I learned something at the NTSSUG meeting tonight, via our guest speaker, Bryan Smith (MSDN Profile), and I wanted to share it with any developers who may read this.
I was under the impression that granting a user rights, such as “execute”, to a specific Stored Procedure does not grant any rights to the objects referenced by that Stored Procedure, and this is completely true. However, I understood that to mean that a user who has “execute” on a Stored Procedure, but does not have “update” rights to one of the tables that Stored Procedure writes to, would therefore be unable to execute that Stored Procedure successfully, due to missing those underlying rights. This second conclusion, however is actually a big “it depends” and for some small database shops, it is flat-out wrong. The deciding factor has to do with Ownership Chains.

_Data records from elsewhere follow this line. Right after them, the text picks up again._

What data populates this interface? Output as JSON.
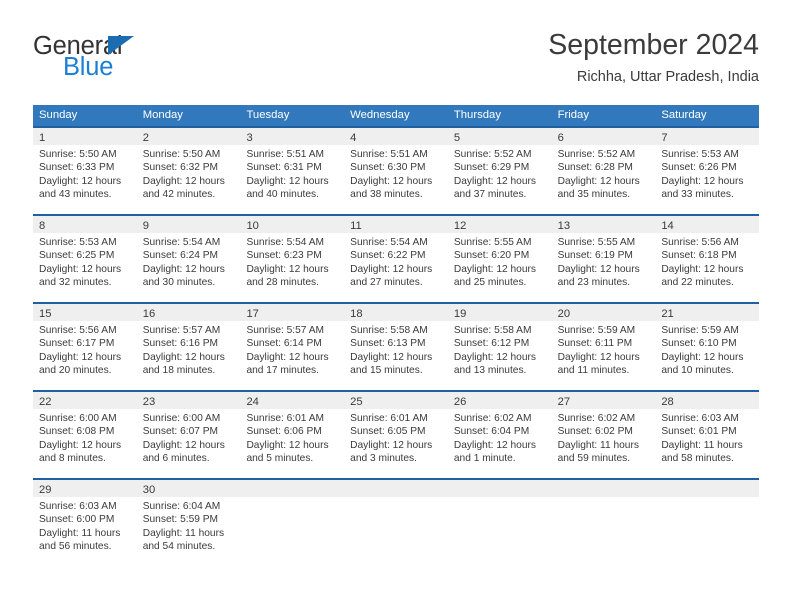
{
  "brand": {
    "name_top": "General",
    "name_bottom": "Blue",
    "accent_color": "#1b7fd4",
    "triangle_color": "#1b6cb0"
  },
  "header": {
    "title": "September 2024",
    "location": "Richha, Uttar Pradesh, India"
  },
  "calendar": {
    "header_bg": "#3179bc",
    "header_text_color": "#ffffff",
    "row_divider_color": "#1f60a0",
    "daynum_band_bg": "#efefef",
    "weekdays": [
      "Sunday",
      "Monday",
      "Tuesday",
      "Wednesday",
      "Thursday",
      "Friday",
      "Saturday"
    ],
    "weeks": [
      [
        {
          "day": "1",
          "sunrise": "Sunrise: 5:50 AM",
          "sunset": "Sunset: 6:33 PM",
          "daylight_line1": "Daylight: 12 hours",
          "daylight_line2": "and 43 minutes."
        },
        {
          "day": "2",
          "sunrise": "Sunrise: 5:50 AM",
          "sunset": "Sunset: 6:32 PM",
          "daylight_line1": "Daylight: 12 hours",
          "daylight_line2": "and 42 minutes."
        },
        {
          "day": "3",
          "sunrise": "Sunrise: 5:51 AM",
          "sunset": "Sunset: 6:31 PM",
          "daylight_line1": "Daylight: 12 hours",
          "daylight_line2": "and 40 minutes."
        },
        {
          "day": "4",
          "sunrise": "Sunrise: 5:51 AM",
          "sunset": "Sunset: 6:30 PM",
          "daylight_line1": "Daylight: 12 hours",
          "daylight_line2": "and 38 minutes."
        },
        {
          "day": "5",
          "sunrise": "Sunrise: 5:52 AM",
          "sunset": "Sunset: 6:29 PM",
          "daylight_line1": "Daylight: 12 hours",
          "daylight_line2": "and 37 minutes."
        },
        {
          "day": "6",
          "sunrise": "Sunrise: 5:52 AM",
          "sunset": "Sunset: 6:28 PM",
          "daylight_line1": "Daylight: 12 hours",
          "daylight_line2": "and 35 minutes."
        },
        {
          "day": "7",
          "sunrise": "Sunrise: 5:53 AM",
          "sunset": "Sunset: 6:26 PM",
          "daylight_line1": "Daylight: 12 hours",
          "daylight_line2": "and 33 minutes."
        }
      ],
      [
        {
          "day": "8",
          "sunrise": "Sunrise: 5:53 AM",
          "sunset": "Sunset: 6:25 PM",
          "daylight_line1": "Daylight: 12 hours",
          "daylight_line2": "and 32 minutes."
        },
        {
          "day": "9",
          "sunrise": "Sunrise: 5:54 AM",
          "sunset": "Sunset: 6:24 PM",
          "daylight_line1": "Daylight: 12 hours",
          "daylight_line2": "and 30 minutes."
        },
        {
          "day": "10",
          "sunrise": "Sunrise: 5:54 AM",
          "sunset": "Sunset: 6:23 PM",
          "daylight_line1": "Daylight: 12 hours",
          "daylight_line2": "and 28 minutes."
        },
        {
          "day": "11",
          "sunrise": "Sunrise: 5:54 AM",
          "sunset": "Sunset: 6:22 PM",
          "daylight_line1": "Daylight: 12 hours",
          "daylight_line2": "and 27 minutes."
        },
        {
          "day": "12",
          "sunrise": "Sunrise: 5:55 AM",
          "sunset": "Sunset: 6:20 PM",
          "daylight_line1": "Daylight: 12 hours",
          "daylight_line2": "and 25 minutes."
        },
        {
          "day": "13",
          "sunrise": "Sunrise: 5:55 AM",
          "sunset": "Sunset: 6:19 PM",
          "daylight_line1": "Daylight: 12 hours",
          "daylight_line2": "and 23 minutes."
        },
        {
          "day": "14",
          "sunrise": "Sunrise: 5:56 AM",
          "sunset": "Sunset: 6:18 PM",
          "daylight_line1": "Daylight: 12 hours",
          "daylight_line2": "and 22 minutes."
        }
      ],
      [
        {
          "day": "15",
          "sunrise": "Sunrise: 5:56 AM",
          "sunset": "Sunset: 6:17 PM",
          "daylight_line1": "Daylight: 12 hours",
          "daylight_line2": "and 20 minutes."
        },
        {
          "day": "16",
          "sunrise": "Sunrise: 5:57 AM",
          "sunset": "Sunset: 6:16 PM",
          "daylight_line1": "Daylight: 12 hours",
          "daylight_line2": "and 18 minutes."
        },
        {
          "day": "17",
          "sunrise": "Sunrise: 5:57 AM",
          "sunset": "Sunset: 6:14 PM",
          "daylight_line1": "Daylight: 12 hours",
          "daylight_line2": "and 17 minutes."
        },
        {
          "day": "18",
          "sunrise": "Sunrise: 5:58 AM",
          "sunset": "Sunset: 6:13 PM",
          "daylight_line1": "Daylight: 12 hours",
          "daylight_line2": "and 15 minutes."
        },
        {
          "day": "19",
          "sunrise": "Sunrise: 5:58 AM",
          "sunset": "Sunset: 6:12 PM",
          "daylight_line1": "Daylight: 12 hours",
          "daylight_line2": "and 13 minutes."
        },
        {
          "day": "20",
          "sunrise": "Sunrise: 5:59 AM",
          "sunset": "Sunset: 6:11 PM",
          "daylight_line1": "Daylight: 12 hours",
          "daylight_line2": "and 11 minutes."
        },
        {
          "day": "21",
          "sunrise": "Sunrise: 5:59 AM",
          "sunset": "Sunset: 6:10 PM",
          "daylight_line1": "Daylight: 12 hours",
          "daylight_line2": "and 10 minutes."
        }
      ],
      [
        {
          "day": "22",
          "sunrise": "Sunrise: 6:00 AM",
          "sunset": "Sunset: 6:08 PM",
          "daylight_line1": "Daylight: 12 hours",
          "daylight_line2": "and 8 minutes."
        },
        {
          "day": "23",
          "sunrise": "Sunrise: 6:00 AM",
          "sunset": "Sunset: 6:07 PM",
          "daylight_line1": "Daylight: 12 hours",
          "daylight_line2": "and 6 minutes."
        },
        {
          "day": "24",
          "sunrise": "Sunrise: 6:01 AM",
          "sunset": "Sunset: 6:06 PM",
          "daylight_line1": "Daylight: 12 hours",
          "daylight_line2": "and 5 minutes."
        },
        {
          "day": "25",
          "sunrise": "Sunrise: 6:01 AM",
          "sunset": "Sunset: 6:05 PM",
          "daylight_line1": "Daylight: 12 hours",
          "daylight_line2": "and 3 minutes."
        },
        {
          "day": "26",
          "sunrise": "Sunrise: 6:02 AM",
          "sunset": "Sunset: 6:04 PM",
          "daylight_line1": "Daylight: 12 hours",
          "daylight_line2": "and 1 minute."
        },
        {
          "day": "27",
          "sunrise": "Sunrise: 6:02 AM",
          "sunset": "Sunset: 6:02 PM",
          "daylight_line1": "Daylight: 11 hours",
          "daylight_line2": "and 59 minutes."
        },
        {
          "day": "28",
          "sunrise": "Sunrise: 6:03 AM",
          "sunset": "Sunset: 6:01 PM",
          "daylight_line1": "Daylight: 11 hours",
          "daylight_line2": "and 58 minutes."
        }
      ],
      [
        {
          "day": "29",
          "sunrise": "Sunrise: 6:03 AM",
          "sunset": "Sunset: 6:00 PM",
          "daylight_line1": "Daylight: 11 hours",
          "daylight_line2": "and 56 minutes."
        },
        {
          "day": "30",
          "sunrise": "Sunrise: 6:04 AM",
          "sunset": "Sunset: 5:59 PM",
          "daylight_line1": "Daylight: 11 hours",
          "daylight_line2": "and 54 minutes."
        },
        {
          "day": "",
          "sunrise": "",
          "sunset": "",
          "daylight_line1": "",
          "daylight_line2": ""
        },
        {
          "day": "",
          "sunrise": "",
          "sunset": "",
          "daylight_line1": "",
          "daylight_line2": ""
        },
        {
          "day": "",
          "sunrise": "",
          "sunset": "",
          "daylight_line1": "",
          "daylight_line2": ""
        },
        {
          "day": "",
          "sunrise": "",
          "sunset": "",
          "daylight_line1": "",
          "daylight_line2": ""
        },
        {
          "day": "",
          "sunrise": "",
          "sunset": "",
          "daylight_line1": "",
          "daylight_line2": ""
        }
      ]
    ]
  }
}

If the Ownership Chain is unbroken between the originating Stored Procedure and the objects that it references, that is to say, all of these objects have the same owner as the Stored Procedure, then the Query Execution engine does not do further rights-checks against each of the called objects. Since, in many environments, most objects are owned by “dbo”, granting “execute” on a Stored Procedure to a specific login means, quite literally, that the user in question can successfully execute that Stored Procedure, regardless of their rights on those objects.

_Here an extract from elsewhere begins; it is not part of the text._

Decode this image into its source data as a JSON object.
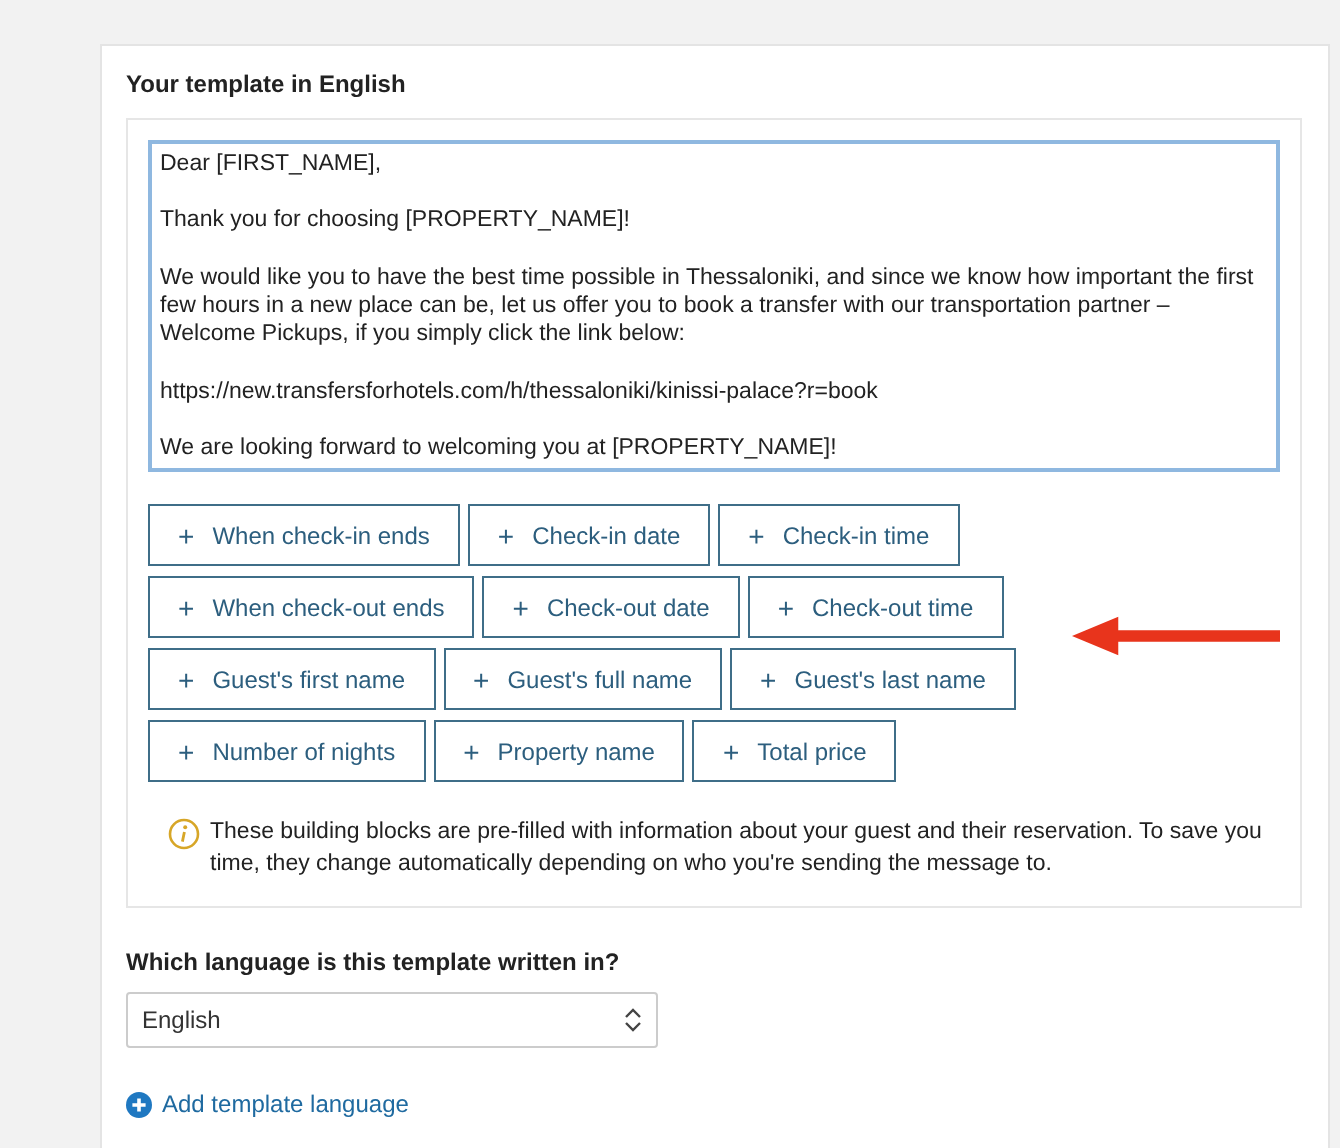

This, obviously, means that you have to be much more judicious in assigning the “execute” permission to users and also that you should consider purposefully breaking Ownership Chains in some scenarios. However, don’t drop everything and start making changes; you wouldn’t want to break all of the possible existing code that was previously taking advantage of this. But, as you go forward, and especially as new Stored Procedures are created, be very stringent on the assigning of rights. Above all, be aware of how this affects any T-SQL code that you write.